Probability query. (1 Viewer)

[CHUDYMASTER]

If you get a question that goes something like, "If a die is thrown twice, what is the probability that the sum of the outcomes will be 7?" Is there ANY WAY to possibly do this without drawing up a table of possible outcomes? I mean a MATHEMATICAL WAY!! No tree diagrams, no diagrams period. Anyone?

 

[Jellymonsta]

uh yes (im almost sure...)
but with dice, why bother when its easier to do diagrams?
if you want to do well in your final exams, you have to be prepard to be ruthless, and exploit everyone and everything to the utmost. this does not include exploiting telegraph poles or small furry animals. you cant be too picky about the methods you employ. nor should you go to exams and mention the history of the donkeys in the armed services.

 

[spice girl]

You can usually do the thing in your head, but for more complicated stuff, you need a box diagram. Depends on how familiar you are with the stuff.

 

[McLake]

You know its /36 right?

Not too many combos to count ...

 

[CHUDYMASTER]

No...

I didn't mean it like that Mclake. I was talking about a problem which involved finding the probability of rolling a total of 7, an odd no., etc..

Doesn't matter though, I guess I'll have to live with silly, non-mathematical methods.

 

[underthesun]

hey is this in the syllabus?

hopes not

 

[McLake]

Originally posted by underthesun
hey is this in the syllabus?

hopes not

Although harder 3U probility isn't specfically mentioned (but none of the harder 3U is really ...) it seems to come up a lot, so ...

Edit: Wait, this is a 3U forum. Um, i dont know if that's 3U ...

 

[underthesun]

never saw this, so i'll take the shortcut and take it that it won't be in this year's hsc

 

[CHUDYMASTER]

Actually...

I wouldn't...this IS in the 3 unit course for the HSC.

The questions based on this aren't that hard. But be prepared.

 

[underthesun]

but it won't ask the sum of blah, if the dice is thrown 3 or more times right? I don't know how to do that

 

[freestyler__54]

isnt it just binomial prob!?!

 

[BlackJack]

edit: there is one...
In these probability stuff... you can also derive the maths from a tree diagram.

however, each of the branches 1 to 6 has one secondary branch to make the sum 7... which is like...
P(sum=7) = 1 * 6 / 6 * 6

For a general method in two dice... these two dice are identical
Let te range of dice values be a to b going up one at a time
It should be
P(sum = x) = [ (b-a) - | x- (b+a)| + 1 ] / (b-a+1)^2

You'll have to wait for a three dice one... AND the explanation for this... 'cause I'm only doing this for public interest...

 

[BlackJack]

Okay... the distribution of the results from the sum of the 3 dice throws forms a series of trianglular numbers from both directions... to make a formula however, there is a problem with my conventional one if you think about it...

The distribution looks like this
Sigma 3 * D6:
3 4 5 6 7 8 9 10 11 12 13 14 15 16 17 18
1 3 6 10 15 21 28 36 36 28 21 15 10 6 3 1
I think somebody can join the dots...

 

[CHUDYMASTER]

Uhh...

I'm absolutely, positively perplexed....

 

[BlackJack]

Sorry, I wasn't in the best of moods.

There IS a way of representing the probability from a dice throw mathematically.

When you look at all the results, i.e. draw up table and sum the no. of time this sum comes up... it is symmetrical.
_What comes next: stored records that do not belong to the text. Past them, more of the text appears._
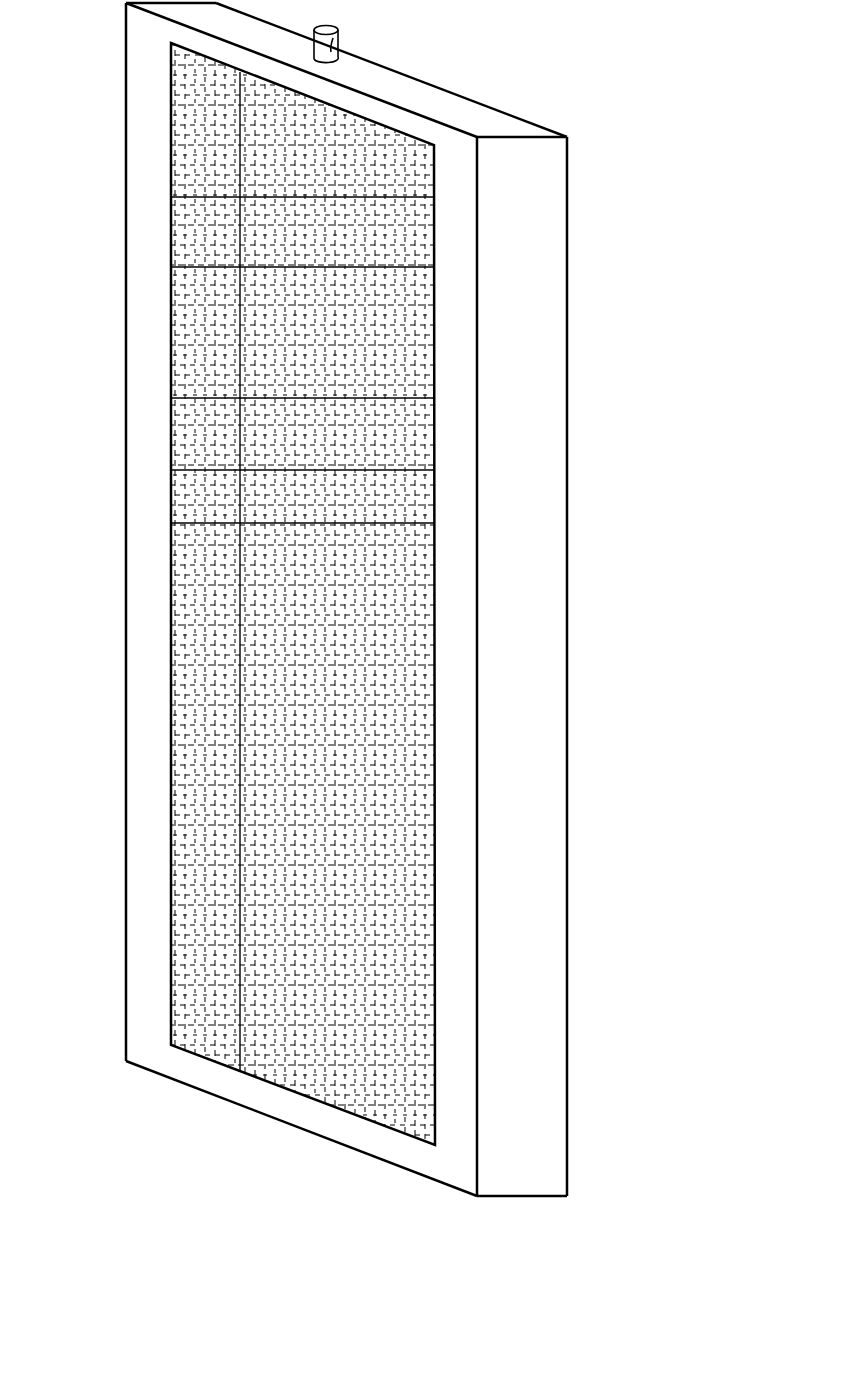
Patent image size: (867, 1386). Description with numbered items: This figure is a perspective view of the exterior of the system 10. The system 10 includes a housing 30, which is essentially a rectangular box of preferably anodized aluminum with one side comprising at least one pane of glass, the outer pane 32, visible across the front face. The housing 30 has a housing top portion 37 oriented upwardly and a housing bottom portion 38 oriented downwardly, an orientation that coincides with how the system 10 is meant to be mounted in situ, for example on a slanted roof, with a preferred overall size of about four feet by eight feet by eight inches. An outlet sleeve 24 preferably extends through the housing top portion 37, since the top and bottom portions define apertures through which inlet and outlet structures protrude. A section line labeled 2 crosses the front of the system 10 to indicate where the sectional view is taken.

The system 10 is at (674, 164).
The outlet sleeve 24 is at (338, 40).
The housing 30 is at (424, 626).
The outer pane 32 is at (198, 193).
The housing top portion 37 is at (465, 113).
The housing bottom portion 38 is at (321, 1136).
The section line 2- 2 is at (651, 771).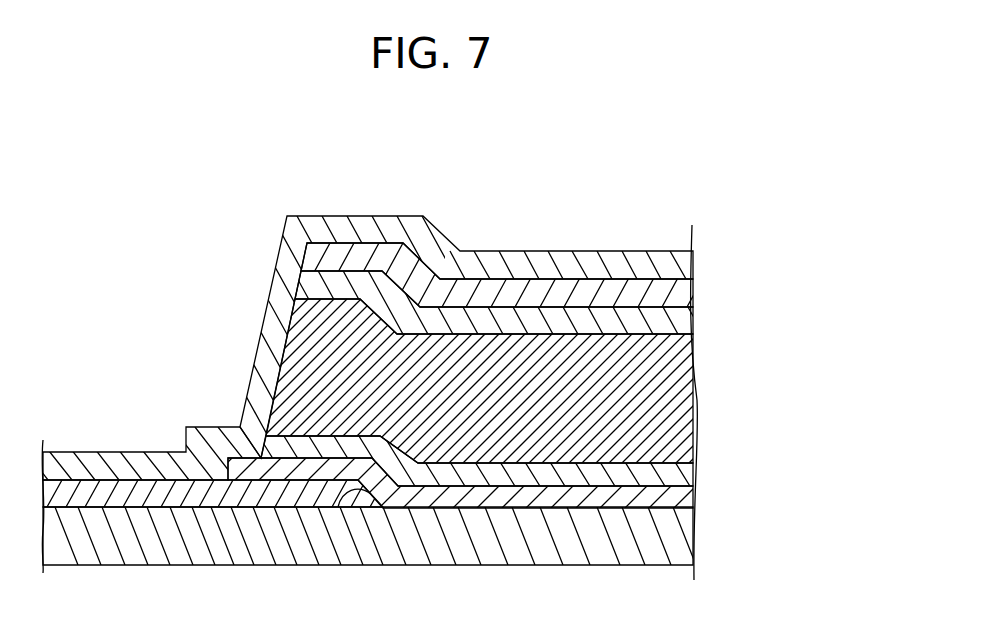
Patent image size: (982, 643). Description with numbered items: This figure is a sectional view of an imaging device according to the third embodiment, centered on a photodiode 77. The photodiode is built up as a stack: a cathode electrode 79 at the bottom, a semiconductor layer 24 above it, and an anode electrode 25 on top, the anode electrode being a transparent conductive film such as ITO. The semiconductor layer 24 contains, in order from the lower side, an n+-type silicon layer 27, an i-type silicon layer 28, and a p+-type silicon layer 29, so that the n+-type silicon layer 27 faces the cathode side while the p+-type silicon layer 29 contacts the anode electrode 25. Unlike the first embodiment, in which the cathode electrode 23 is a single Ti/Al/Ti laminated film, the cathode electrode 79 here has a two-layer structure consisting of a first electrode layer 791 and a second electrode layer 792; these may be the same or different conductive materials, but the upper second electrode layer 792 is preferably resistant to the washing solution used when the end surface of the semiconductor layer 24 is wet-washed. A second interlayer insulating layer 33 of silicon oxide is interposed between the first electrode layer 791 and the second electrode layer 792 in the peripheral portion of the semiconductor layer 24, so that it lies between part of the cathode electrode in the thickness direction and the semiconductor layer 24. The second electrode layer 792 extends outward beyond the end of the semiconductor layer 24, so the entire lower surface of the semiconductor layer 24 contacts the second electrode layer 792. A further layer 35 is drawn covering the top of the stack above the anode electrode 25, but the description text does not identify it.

The photodiode 77 is at (478, 305).
The semiconductor layer 24 is at (478, 380).
The n+-type silicon layer 27 is at (677, 475).
The i-type silicon layer 28 is at (680, 402).
The p+-type silicon layer 29 is at (529, 304).
The anode electrode 25 is at (611, 283).
The gate electrode 35 is at (662, 263).
The second interlayer insulating layer 33 is at (147, 482).
The cathode electrode 23 is at (98, 537).
The cathode electrode 79 is at (447, 517).
The first electrode layer 791 is at (683, 545).
The second electrode layer 792 is at (677, 497).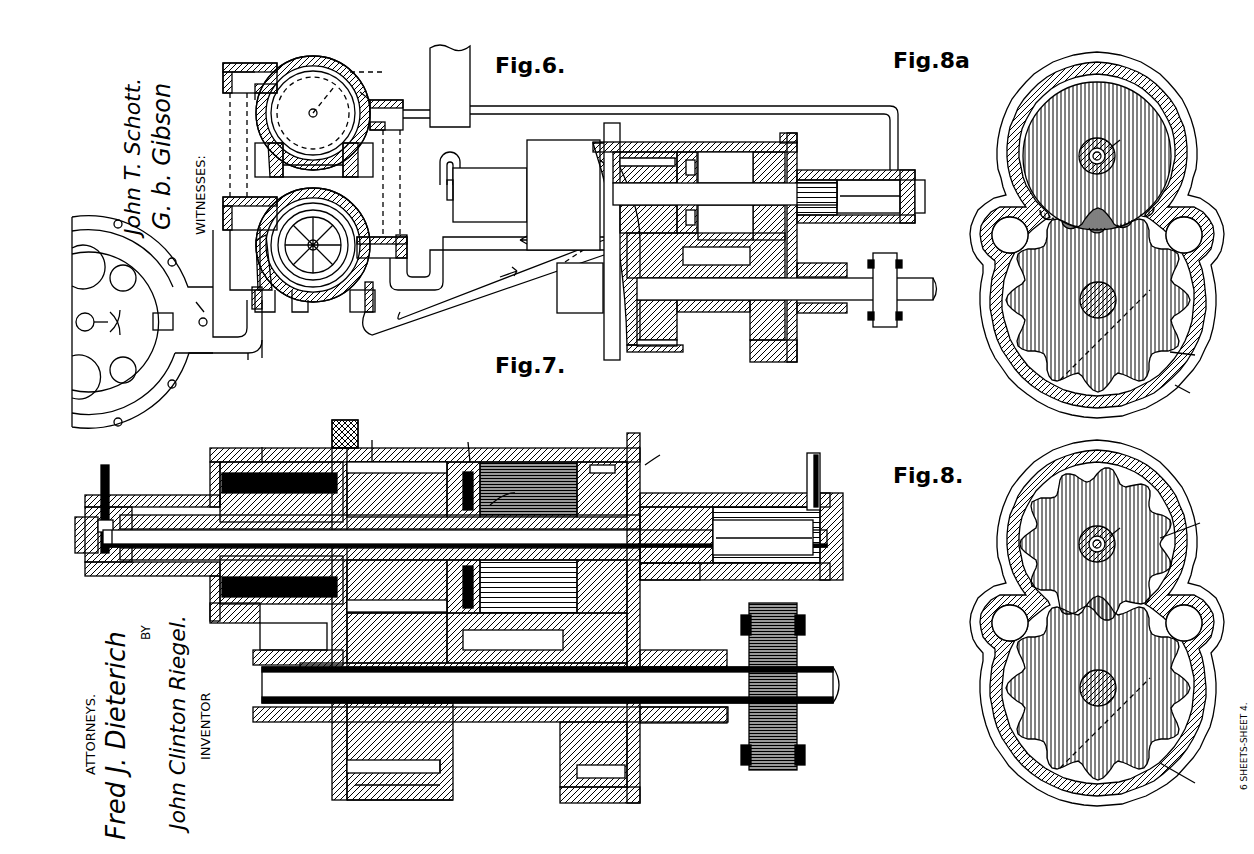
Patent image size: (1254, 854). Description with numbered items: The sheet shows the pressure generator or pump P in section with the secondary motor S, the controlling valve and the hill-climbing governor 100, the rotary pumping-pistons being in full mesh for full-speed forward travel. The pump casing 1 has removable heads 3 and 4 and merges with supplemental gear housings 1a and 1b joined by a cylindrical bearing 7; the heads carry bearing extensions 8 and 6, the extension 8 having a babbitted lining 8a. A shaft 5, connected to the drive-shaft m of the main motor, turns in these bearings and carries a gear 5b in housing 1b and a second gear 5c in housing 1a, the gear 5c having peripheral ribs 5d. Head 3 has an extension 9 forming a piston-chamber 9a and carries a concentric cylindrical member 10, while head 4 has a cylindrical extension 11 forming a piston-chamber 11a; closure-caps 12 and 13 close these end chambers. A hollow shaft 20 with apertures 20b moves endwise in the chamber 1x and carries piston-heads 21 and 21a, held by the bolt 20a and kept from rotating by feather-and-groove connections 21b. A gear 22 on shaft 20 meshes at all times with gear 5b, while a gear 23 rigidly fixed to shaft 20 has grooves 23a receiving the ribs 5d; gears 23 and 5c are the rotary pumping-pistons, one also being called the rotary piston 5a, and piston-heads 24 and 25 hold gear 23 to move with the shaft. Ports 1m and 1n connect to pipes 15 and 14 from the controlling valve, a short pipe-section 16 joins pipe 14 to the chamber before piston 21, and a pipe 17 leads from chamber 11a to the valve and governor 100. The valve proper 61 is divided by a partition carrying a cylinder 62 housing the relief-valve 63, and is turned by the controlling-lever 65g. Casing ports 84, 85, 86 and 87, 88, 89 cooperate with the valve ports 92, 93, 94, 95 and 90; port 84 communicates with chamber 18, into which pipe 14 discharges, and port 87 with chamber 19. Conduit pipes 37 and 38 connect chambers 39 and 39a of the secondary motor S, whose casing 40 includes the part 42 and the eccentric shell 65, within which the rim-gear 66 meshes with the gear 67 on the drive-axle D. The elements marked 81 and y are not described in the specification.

For the two dice it goes like:
1,2,3,4,5,6,5,4,3,2,1

Therefore, it can be represented with the formula (which isn't a nCr, but that's not the point).

For a three dice throw it's 1,3,6,10,...,10,6,3,1 BUT there can be 1 or 2 highest numbers (alternates btwn them)

For 4 dice it is 1,4,10....10,4,1

Therefore I thought it is a form of combination.

edit: that formula I worked out, say the dice is faced 1,2,3,4,5,6 then a=1 b=6 and x is the sum.